Thank goodness a rowdy game of Humans versus Zombies erupted just outside the classroom while I was speaking to a group of students at Missouri State University for Women’s History Month. Otherwise, I would have had the impression that all of today’s university students aren’t managing much time for fun. Despite their alternative, a few of them chose to spend a beautiful Friday indoors with me!
I met the most accomplished bunch of students recently, several of whom had applied for the Women Students of Distinction award at MSU, when I had the privilege of visiting the campus in Springfield, Missouri. The young women being honored for the Women of Distinction award had volunteered in a range of capacities, promoting education, diversity and even clean energy in campus projects and mission trips abroad. All of this, while earning stellar marks in their coursework. I was honored to give a short address to these students and their families at the alumni center on the same evening as my mid-day talk.

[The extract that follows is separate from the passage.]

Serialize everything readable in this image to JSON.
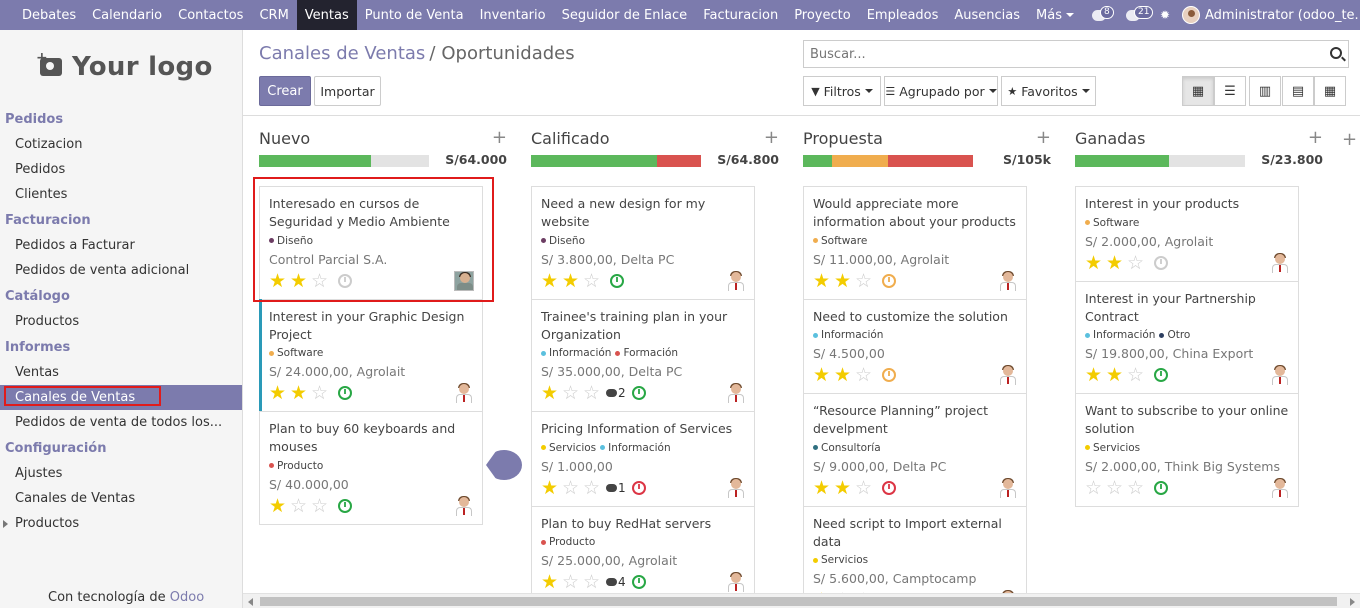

The Missouri State folks were quite gracious to invite me, a Mizzou journalism alum from a few miles north in Columbia, to be one of their visiting speakers during Women’s History Month. As I told the students I met at noon, I’ve long associated Springfield with the Ozark Empire Fair, since that was our summer destination for showing hogs from our family’s rural Ozarks farm. This visit was my first time to appreciate the revitalized downtown area near campus. I also learned that the “yes” or “no” signs dotting the city are all about a municipal gay rights ordinance that could be repealed soon during an upcoming vote, a source of tension regarding civil rights and certain religious viewpoints.
Since I’d grown up a few miles down the road from what’s now Missouri’s third largest city, it seemed strange to fly there from Tennessee. The university offered me the choice for lodging at a nearby Victorian home turned into the Walnut Street Inn, where my host dropped in for breakfast with me the day of the campus events.

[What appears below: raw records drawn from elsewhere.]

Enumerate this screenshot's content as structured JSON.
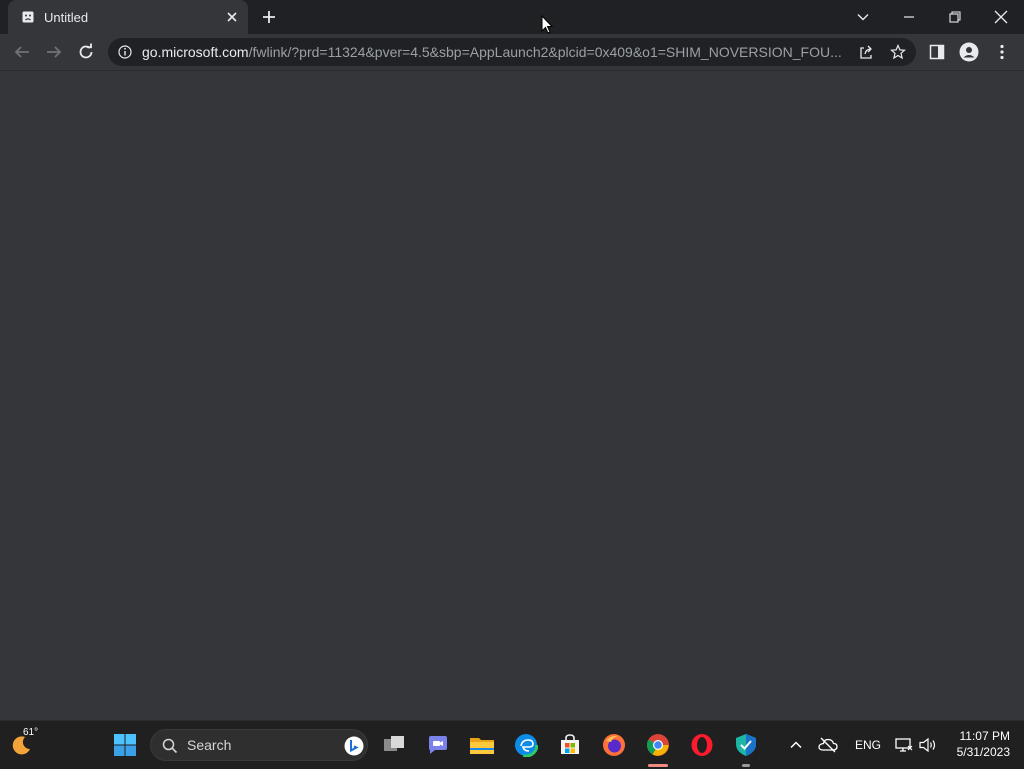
{
  "browser": {
    "tab": {
      "title": "Untitled"
    },
    "address": {
      "host": "go.microsoft.com",
      "path": "/fwlink/?prd=11324&pver=4.5&sbp=AppLaunch2&plcid=0x409&o1=SHIM_NOVERSION_FOU..."
    }
  },
  "taskbar": {
    "weather": {
      "temp": "61°"
    },
    "search": {
      "label": "Search"
    },
    "tray": {
      "language": "ENG"
    },
    "clock": {
      "time": "11:07 PM",
      "date": "5/31/2023"
    }
  },
  "colors": {
    "titlebar": "#202124",
    "page_background": "#35363a",
    "taskbar": "#202020",
    "active_indicator": "#f28b82"
  }
}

I admitted to my host, now an associate professor with her doctorate degree but formerly my high school debate partner, that speaking in the series hosted by the college Gender Studies Program led me to question superficial details like whether or not to wear my high heeled pumps. Would flats have commanded more respect in a room where I later learned an assistant dean was in the audience? In the end, it was a relief to be accepted just as I was, in keeping with the month’s theme of women weaving our own stories in one way or another.

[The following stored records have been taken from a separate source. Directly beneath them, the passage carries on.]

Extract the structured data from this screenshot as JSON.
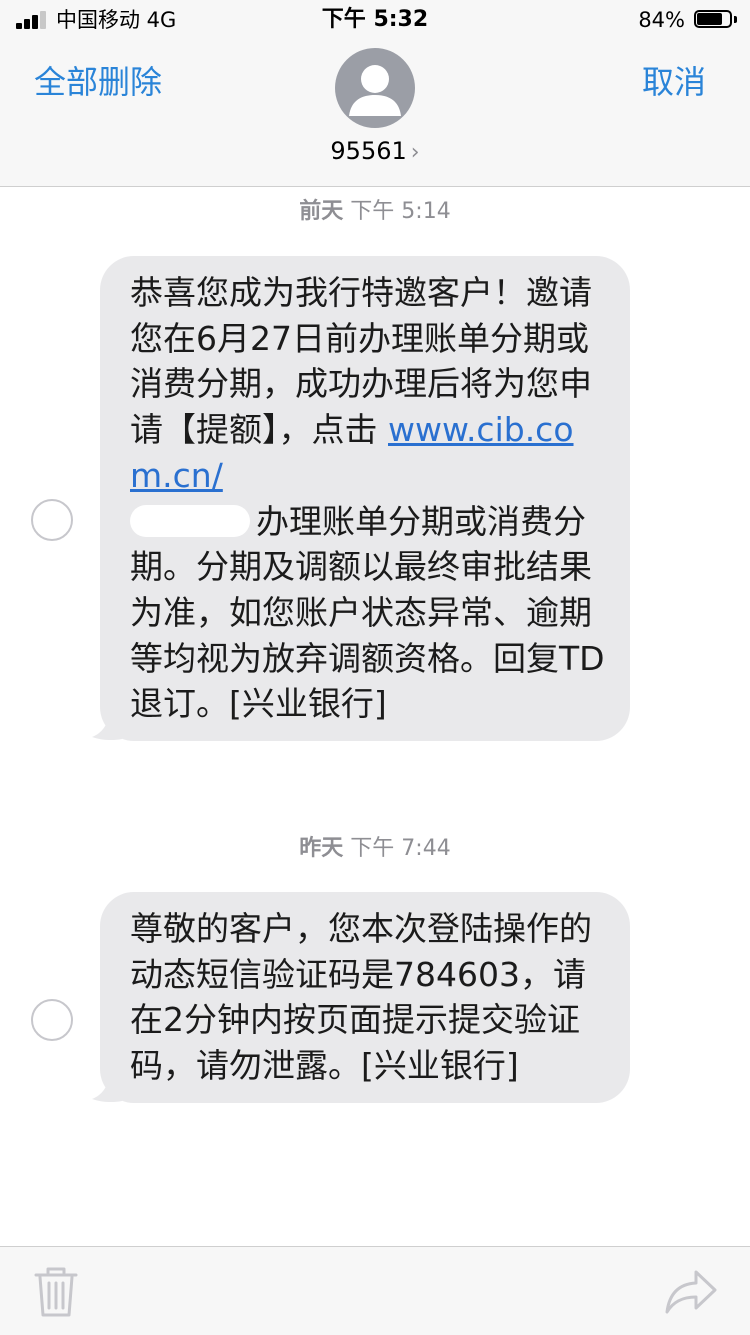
{
  "status_bar": {
    "carrier": "中国移动  4G",
    "time": "下午 5:32",
    "battery_percent": "84%",
    "battery_level": 0.84
  },
  "header": {
    "left_button": "全部删除",
    "right_button": "取消",
    "contact": "95561",
    "avatar_icon": "person-icon",
    "chevron_icon": "chevron-right-icon"
  },
  "messages": [
    {
      "timestamp_day": "前天",
      "timestamp_time": "下午 5:14",
      "text_part1": "恭喜您成为我行特邀客户！邀请您在6月27日前办理账单分期或消费分期，成功办理后将为您申请【提额】，点击 ",
      "link": "www.cib.com.cn/",
      "text_part2": "办理账单分期或消费分期。分期及调额以最终审批结果为准，如您账户状态异常、逾期等均视为放弃调额资格。回复TD退订。[兴业银行]"
    },
    {
      "timestamp_day": "昨天",
      "timestamp_time": "下午 7:44",
      "text": "尊敬的客户，您本次登陆操作的动态短信验证码是784603，请在2分钟内按页面提示提交验证码，请勿泄露。[兴业银行]"
    }
  ],
  "toolbar": {
    "delete_icon": "trash-icon",
    "forward_icon": "share-arrow-icon"
  },
  "colors": {
    "accent": "#2a84d8",
    "bubble": "#e9e9eb",
    "timestamp": "#8e8e93"
  }
}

The story I was called to share was titled Balancing Professionalism, Social Activism and Motherhood. It’s not a success story in the conventional sense. They invited me because my life is the sort of patchwork these scholars were interested in examining. What happens when a young professional decides to jump off the career ladder instead of trying to climb it? How is technology making social activism possible for more and more busy moms? What if we unapologetically wove professional life around personal priorities like parenthood? How can this generation of students create and define their own success?
Visiting the Missouri State bears was a delightful, although surreal time for me since it challenged me to look at my home state from an entirely different lens than the one I had growing up there. I realized how much Springfield has grown, complete with health food stores and world-renowned gourmet chocolate my hosts insisted I sample from the Askinosie boutique. The accomplished women I met are certainly writing their own history, and I’m hopeful that I still have several colorful chapters to write, too.